The prospect of a “hard Brexit”, placing restrictions on the freedom of movement by EU nationals, could have a severe impact on Scotland’s ability to retain a skilled workforce, a senior accountant warned today.
Craig Vickery, head of the Association of Chartered Certified Accountants (ACCA) Scotland, urged the country’s business community to take a firm stance on highlighting the impact that tough new rules on immigration could have on the economy.
There is a risk that talent could leave or be poached from the UK
He said: “It is no secret that there is a shortage of skilled workers in many sectors and specialisms, particularly in the science, technology, engineering and mathematics related areas.
“This challenge has been mitigated in part by access to skilled labour from other parts of the world, particularly from the EU. However, with the UK’s imminent departure from the EU, the challenge to business of accessing highly skilled and specialist talent could be further exacerbated.”
His comments came as the Institute of Directors (IoD) said Theresa May should abandon the net migration target and guarantee the rights of all EU citizens living in the UK. The organisation said the “arbitrary and illogical” Tory goal of bringing net migration down to the “tens of thousands” should be scrapped by the Prime Minister and Home Secretary Amber Rudd as part of a “reset” of immigration policy.
The IoD report called for the government to ensure that the UK remains as close to the EU as possible, warning that “a loss of membership of the EU’s single market in services would be detrimental for many businesses and employees and result in a considerable adjustment for the UK economy”.
While Vickery acknowledged that a drive towards raising young people’s skills through apprenticeships was a “step in the right direction”, he warned that it would take time for the next generation to hit the workforce “and restrictions to movement may well prevent UK businesses from benefiting from a global talent pool in the here and now”.
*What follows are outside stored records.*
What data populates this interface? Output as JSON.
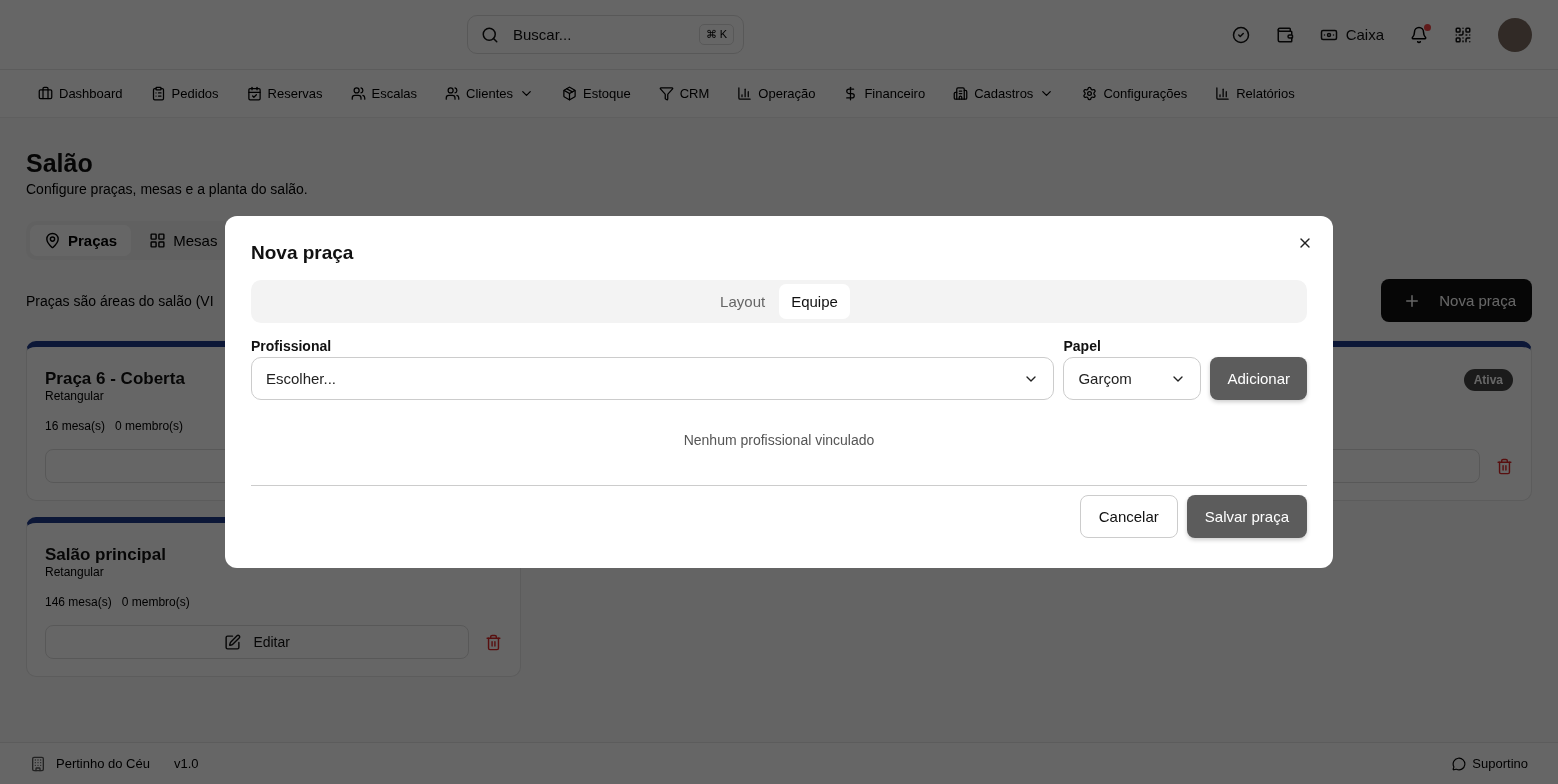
{
  "header": {
    "search": {
      "placeholder": "Buscar...",
      "shortcut": "⌘ K"
    },
    "cash_label": "Caixa",
    "notifications_unread": true
  },
  "nav": [
    {
      "label": "Dashboard",
      "has_menu": false
    },
    {
      "label": "Pedidos",
      "has_menu": false
    },
    {
      "label": "Reservas",
      "has_menu": false
    },
    {
      "label": "Escalas",
      "has_menu": false
    },
    {
      "label": "Clientes",
      "has_menu": true
    },
    {
      "label": "Estoque",
      "has_menu": false
    },
    {
      "label": "CRM",
      "has_menu": false
    },
    {
      "label": "Operação",
      "has_menu": false
    },
    {
      "label": "Financeiro",
      "has_menu": false
    },
    {
      "label": "Cadastros",
      "has_menu": true
    },
    {
      "label": "Configurações",
      "has_menu": false
    },
    {
      "label": "Relatórios",
      "has_menu": false
    }
  ],
  "page": {
    "title": "Salão",
    "subtitle": "Configure praças, mesas e a planta do salão.",
    "tabs": [
      {
        "label": "Praças",
        "selected": true
      },
      {
        "label": "Mesas",
        "selected": false
      }
    ],
    "description": "Praças são áreas do salão (VI",
    "new_button": "Nova praça",
    "cards": [
      {
        "title": "Praça 6 - Coberta",
        "shape": "Retangular",
        "tables": "16 mesa(s)",
        "members": "0 membro(s)"
      },
      {
        "badge": "Ativa"
      },
      {
        "title": "Salão principal",
        "shape": "Retangular",
        "tables": "146 mesa(s)",
        "members": "0 membro(s)",
        "edit_label": "Editar"
      }
    ]
  },
  "footer": {
    "company": "Pertinho do Céu",
    "version": "v1.0",
    "support": "Suportino"
  },
  "dialog": {
    "title": "Nova praça",
    "tabs": [
      {
        "label": "Layout",
        "selected": false
      },
      {
        "label": "Equipe",
        "selected": true
      }
    ],
    "professional": {
      "label": "Profissional",
      "placeholder": "Escolher..."
    },
    "role": {
      "label": "Papel",
      "value": "Garçom"
    },
    "add_button": "Adicionar",
    "empty_text": "Nenhum profissional vinculado",
    "buttons": [
      {
        "label": "Cancelar",
        "kind": "secondary"
      },
      {
        "label": "Salvar praça",
        "kind": "primary"
      }
    ]
  }
}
He added: “There is a risk that talent could leave or be poached from the UK as we enter into an extended period of limbo whilst the UK seeks to reinvent itself post-Brexit. Consultation with our members and students indicates that they are much more willing to work globally than ever before – we saw a spike in enquiries from British citizens looking to live and work in Australia, New Zealand and Canada in the weeks that followed the Brexit vote.
“Given the criteria for securing a working visa in those countries, it is certainly conceivable that it would be some of the UK’s more highly skilled workers who will be seeking opportunities in other parts of the world – thus potentially creating the beginnings of a brain drain.”
Earlier this week, recruitment group Robert Half said the growing skills shortage was one of the key challenges facing businesses at it predicted that salaries for professional roles in finance and accounting, financial services, technology and administration would grow by 2.1 per cent next year.
“Competition for the best people is intensifying and… salaries for hard-to-fill roles continue to rise and outpace the average salary by a significant margin,” it said.
Vickery pointed out that skills shortages do not just impact on London-based multinationals, as they have a “profound” effect on Edinburgh’s financial sector and the likes of Aberdeen and Glasgow “whose local economies thrive from world-leading UK success in industries such as pharmaceuticals, IT, popular culture and design”.
He said: “An example is the higher education sector, where fears of loss of research funding may see UK universities struggling to attract or retain the best staff to carry out the research that drives knowledge discovery and supports the reputation of UK higher education through the international league tables.”